Screening for breast cancer in highly penetrant mutation carriers during pregnancy and lactation is challenging and consensus guidelines are lacking. This study evaluates the lapse in screening and the interval pregnancy-associated breast cancer rate.
A single-institution retrospective cohort study of pregnant and lactating patients with known pathogenic germline mutations was performed. Lapse in screening was defined as the interval between the last screening imaging exam obtained before last menstrual period and the subsequent screening imaging.

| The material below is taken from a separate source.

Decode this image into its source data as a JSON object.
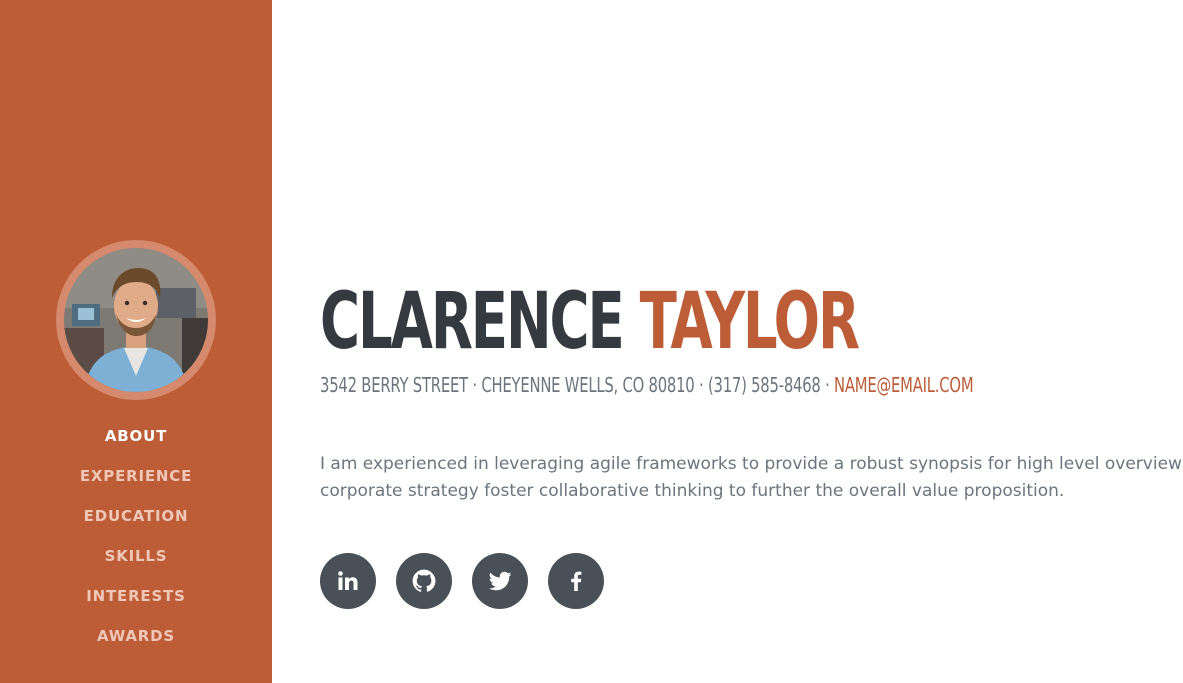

Out of 685 patients, 42 had 1-3 evaluable pregnancies (54 total – 28 managed in High Risk Breast Clinic and 26 by OB/GYN). Mutations were observed in patients in BRCA1 (49%), BRCA2 (36%), CDH1 (5%), CHEK2 (2%), ATM (2%), NF1 (3%), and MSH2 (3%). The average screening lapse was 25 [19, 30] months for patients followed in the High Risk Clinic versus 32.5 [21, 65.75] months for patients followed with Routine Care (p = 0.035). We identified three cases of pregnancy-associated breast cancer (interval cancer rate 6%).
Patients with highly penetrant mutations are at risk for the development of interval pregnancy-associated breast cancer. Development of consistent screening guidelines and adherence to those guidelines is needed for this patient population.